Friday, January 11, 2008

Going to the hidden place

Greetings from NYC, where I'm going one of what's becoming my patented two days hits. Happily, I happened to come the one weekend the Knitting Factory decided to have jazz, their "winter festival." AND, tonight, it's Meshell N'Degeocello. I somehow have to juggle it with watching some part of the all important Patriots/Jaguars game, but I'll manage.

Anyhow, the Knit hasn't released a schedule, but somehow I got it. For $25 for the whole night, you can't beat it. Highlights in my book (which, of course, overlap):

7pm Bjorkestra- mainspace
7:20 Matana Roberts COIN COIN- tap bar
7:40 Donny McCaslin- old office
9- Dave Douglas Magic Circle- main space
10:20- Ben Allison & Man Size Safe- tap bar
11- David Murray, mainspace
11:40- Brad Shepik- old office
1am- Chris Dave Trio- mainspace
1:20- Omar Avital- tap bar

3:15 am- my train leaves for Boston. Should be fun...
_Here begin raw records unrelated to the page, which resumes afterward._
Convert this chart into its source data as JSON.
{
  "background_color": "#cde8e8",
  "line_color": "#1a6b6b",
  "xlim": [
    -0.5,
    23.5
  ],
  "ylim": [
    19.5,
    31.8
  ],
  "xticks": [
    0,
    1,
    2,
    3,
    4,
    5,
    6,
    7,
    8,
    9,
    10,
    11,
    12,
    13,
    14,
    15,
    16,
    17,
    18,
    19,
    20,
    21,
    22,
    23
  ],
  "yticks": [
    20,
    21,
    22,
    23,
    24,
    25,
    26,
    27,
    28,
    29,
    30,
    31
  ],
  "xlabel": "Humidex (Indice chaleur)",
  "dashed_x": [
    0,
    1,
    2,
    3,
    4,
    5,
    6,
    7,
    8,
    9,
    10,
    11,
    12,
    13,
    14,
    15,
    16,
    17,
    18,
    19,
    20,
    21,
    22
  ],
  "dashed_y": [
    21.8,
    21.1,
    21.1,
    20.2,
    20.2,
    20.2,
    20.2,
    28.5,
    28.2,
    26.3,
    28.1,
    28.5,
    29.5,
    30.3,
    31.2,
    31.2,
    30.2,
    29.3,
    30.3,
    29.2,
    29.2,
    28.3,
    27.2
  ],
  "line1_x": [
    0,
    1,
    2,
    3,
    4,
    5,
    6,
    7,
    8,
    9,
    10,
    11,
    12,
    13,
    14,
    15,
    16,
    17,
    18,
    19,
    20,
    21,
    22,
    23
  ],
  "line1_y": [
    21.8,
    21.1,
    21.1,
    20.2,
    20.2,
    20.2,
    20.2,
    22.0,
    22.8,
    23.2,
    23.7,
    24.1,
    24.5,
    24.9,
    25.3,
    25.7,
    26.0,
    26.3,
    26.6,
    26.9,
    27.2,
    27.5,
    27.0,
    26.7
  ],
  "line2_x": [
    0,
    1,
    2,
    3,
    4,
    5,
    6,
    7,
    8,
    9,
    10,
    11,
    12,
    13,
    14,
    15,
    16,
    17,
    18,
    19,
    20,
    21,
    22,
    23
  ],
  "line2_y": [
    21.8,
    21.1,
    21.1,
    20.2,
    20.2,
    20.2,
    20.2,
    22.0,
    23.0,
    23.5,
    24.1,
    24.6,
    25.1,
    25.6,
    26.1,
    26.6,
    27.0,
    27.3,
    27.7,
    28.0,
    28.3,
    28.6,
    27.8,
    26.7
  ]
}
Thursday, January 10, 2008

If you listen too long you might start breathing heavy...

It's "study period" at John Harvard's University again, which can mean only one thing- the resident radio station WHRB will play orgies, unbelievably long stretches of a single artist or idea. I'm a little late to jump on it this year, but that's OK, it seems, because they're kicking off with eight days of Beethoven. If that's your cup of tea, you're in heaven. Me, not so much. But, I'll take the opportunity to try to finally really check out some of the late string quartets.
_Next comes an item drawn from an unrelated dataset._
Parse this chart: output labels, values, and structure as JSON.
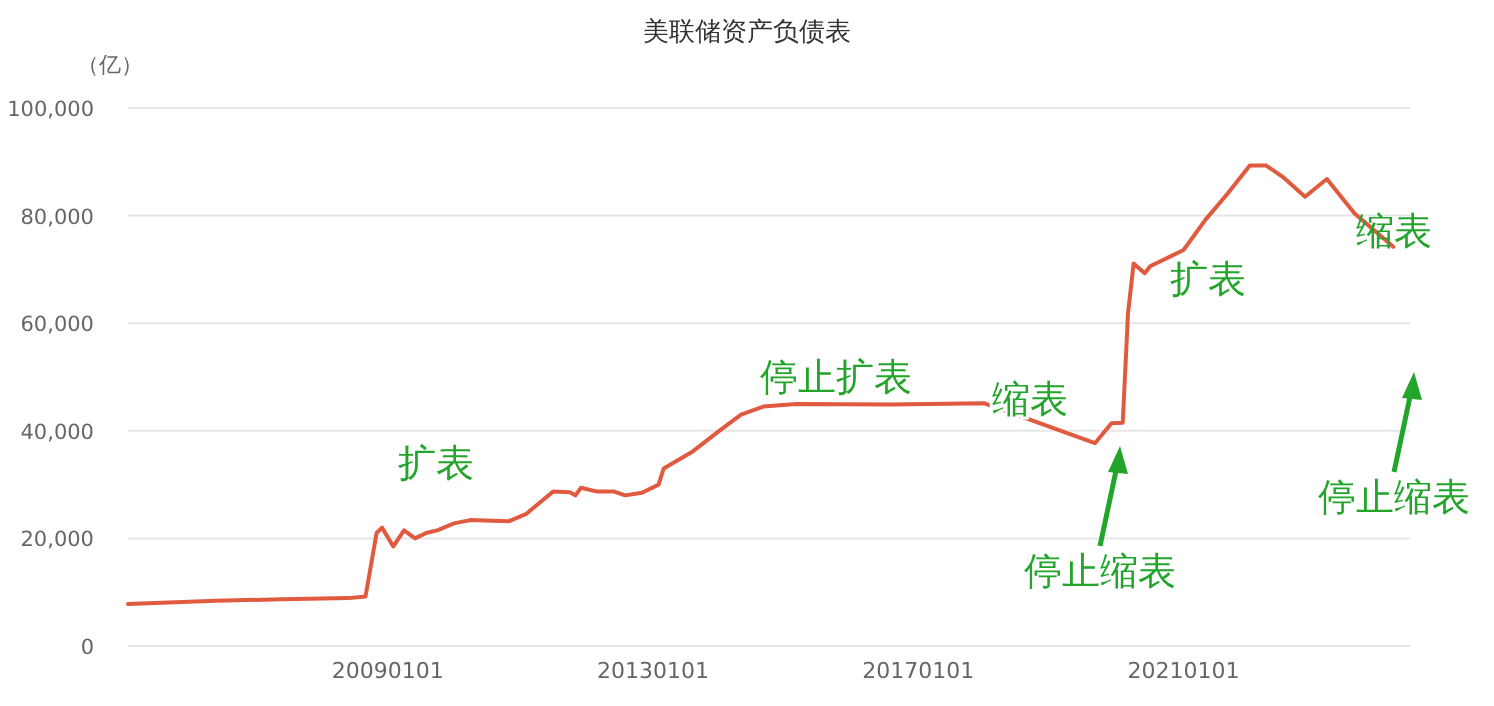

Of more interest to jazz nerds may be:

Tuesday 1/15- Klezmer Jazz Orgy
Wednesday 1/16- Django Reinhardt orgy
Friday 1/18- "Women in Jazz" orgy (will comment later)
Monday 1/21- Max Roach Orgy
Monday 1/28- "third stream" orgy
Wednesday 1/30- the bass clarinet in jazz orgy (this should be fun)

Other orgies of note:
Tuesday 1/15- "Adventures of Superman" orgy
Thursday 1/17- BB King orgy
Saturday 1/19- "27 club" orgy (rock stars who died at 27. What's the current over/under that Britney lands on that list. sigh...)
Wednesday 1/23- Debussey orgy
Friday 1/25- Gorecki orgy
Tuesday 1/29- Anthology of American Folk Music orgy

Sunday, January 06, 2008

New spaces for breath

I'll beef this up tomorrow (I've been building my new web page, which ate all my blogging time. With any luck, it goes up tomorrow!), but a few yoga notes:

- Two of my good friends and favorite teachers have new studios of their own! David Vendetti, one of my first yoga teachers in Boston, has opened a beautiful space in Southie, of all places, called (what else) South Boston Yoga. I was over there this weekend for opening festivities, and it's a wonderful space- complete with a really cool Iyengar wall and every prop imaginable- full of beautiful people.
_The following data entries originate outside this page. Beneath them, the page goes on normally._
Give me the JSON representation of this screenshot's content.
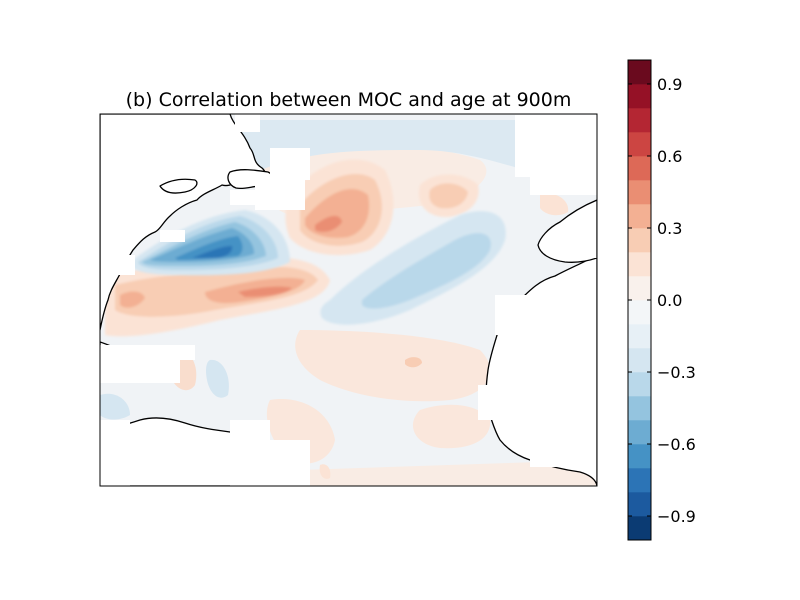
{
  "figure": {
    "title": "(b) Correlation between MOC and age at 900m"
  },
  "colorbar": {
    "vmin": -1.0,
    "vmax": 1.0,
    "levels": 20,
    "colors": [
      "#0b3b73",
      "#1c5a9f",
      "#2c74b6",
      "#4592c5",
      "#6dacd2",
      "#94c4df",
      "#b9d8ea",
      "#d5e6f1",
      "#e7f0f6",
      "#f3f6f8",
      "#f9f1ec",
      "#fbe3d5",
      "#f8cdb4",
      "#f3b093",
      "#ea8e73",
      "#dd6957",
      "#cc4542",
      "#b42633",
      "#951126",
      "#6a0a1e"
    ],
    "ticks": [
      {
        "value": 0.9,
        "label": "0.9"
      },
      {
        "value": 0.6,
        "label": "0.6"
      },
      {
        "value": 0.3,
        "label": "0.3"
      },
      {
        "value": 0.0,
        "label": "0.0"
      },
      {
        "value": -0.3,
        "label": "−0.3"
      },
      {
        "value": -0.6,
        "label": "−0.6"
      },
      {
        "value": -0.9,
        "label": "−0.9"
      }
    ]
  },
  "map": {
    "region": "North Atlantic",
    "land_color": "#ffffff",
    "coastline_color": "#000000",
    "background_value": 0.0
  }
}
And one of my running buddies at Baptiste, Brandon Compagnone, is days from opening his studio in Northampton, MA, Shiva Shakti Power Yoga. Brandon was Baptiste's most popular teacher when he was teaching there, and his crazy, beautiful energy is infectious. (And his classes are really hard) If you're in the neighborhood out there check it.

- As for me, my yoga teaching schedule is set for the next while. I'm teaching primarily for the Beacon Hill Athletic Clubs, in Wellesley on Monday nights and on Comm Ave on Sunday mornings. If you aren't a member and would like to come, shoot me an e-mail. I'm at the point where any and all feedback on my teaching is most welcome.

UPDATE: Brandon called me yesterday, and he is opening on Monday January 21. (His exact words were actually "Donaher, you &#*@, I'm ^&@*#%n open!" I love that guy...)

Tuesday, January 01, 2008


(Adapted from a Franciscan proverb):

For all that has been, thank you.
For all that is to come, YES.

Thanks to everyone as always for reading. Have a safe and beautiful 2008.